Optimal design of a flux reversal permanent magnet machine as a wind turbine generator

Flux reversal permanent magnet generators are well suited for use as wind turbine generators owing to their high torque generation ability and magnetic gear. However, they suffer from poor voltage regulation due to their high winding inductance. In this paper, a design optimization method is proposed for flux reversal generators in wind turbine applications. The proposed method includes a new multiobjective function. Cost, volume of the generator, and mass of the permanent magnet are considered in it independently and simultaneously. Besides the new objective function, the main superiority of this paper compared with published papers is considering winding inductance in optimization procedures as a constraint and analyzing the optimization results for different values of it. Also, for the first time, the equations for permanent magnet sizing are considered based on a demagnetization curve for designing a flux reversal generator.

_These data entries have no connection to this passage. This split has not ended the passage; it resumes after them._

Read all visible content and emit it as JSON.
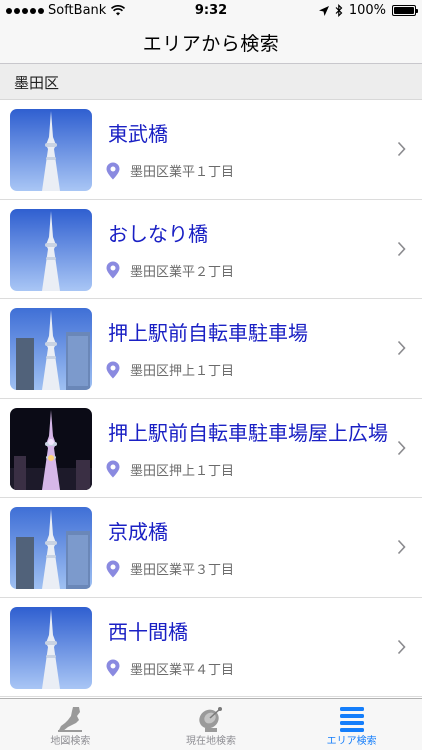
{
  "status_bar": {
    "carrier": "SoftBank",
    "time": "9:32",
    "battery": "100%"
  },
  "nav": {
    "title": "エリアから検索"
  },
  "section": {
    "title": "墨田区"
  },
  "items": [
    {
      "name": "東武橋",
      "address": "墨田区業平１丁目",
      "image": "tower-day"
    },
    {
      "name": "おしなり橋",
      "address": "墨田区業平２丁目",
      "image": "tower-day"
    },
    {
      "name": "押上駅前自転車駐車場",
      "address": "墨田区押上１丁目",
      "image": "tower-buildings"
    },
    {
      "name": "押上駅前自転車駐車場屋上広場",
      "address": "墨田区押上１丁目",
      "image": "tower-night"
    },
    {
      "name": "京成橋",
      "address": "墨田区業平３丁目",
      "image": "tower-buildings"
    },
    {
      "name": "西十間橋",
      "address": "墨田区業平４丁目",
      "image": "tower-day"
    }
  ],
  "tabs": [
    {
      "label": "地図検索",
      "icon": "map-icon",
      "active": false
    },
    {
      "label": "現在地検索",
      "icon": "satellite-dish-icon",
      "active": false
    },
    {
      "label": "エリア検索",
      "icon": "list-icon",
      "active": true
    }
  ],
  "colors": {
    "title_text": "#1a20c4",
    "pin": "#8a8ae0",
    "active_tab": "#147efb",
    "inactive_tab": "#8e8e93"
  }
}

For this purpose, a step-by-step design procedure is proposed and sensitivity analysis is performed to determine the sensitivity of output parameters to specific electrical loading, the height of the permanent magnets, and the machine length-to-diameter ratio. Then a multiobjective optimization based on a genetic algorithm is carried out and the best combination of pole number and number of slots/pole/phase is obtained. Then, for this combination, the optimum value of the constraint is obtained, too. Then specifications and dimensions of the optimum flux reversal machine as a wind turbine generator is presented. Finally, a time-stepping finite element method is used to validate the design and optimization results.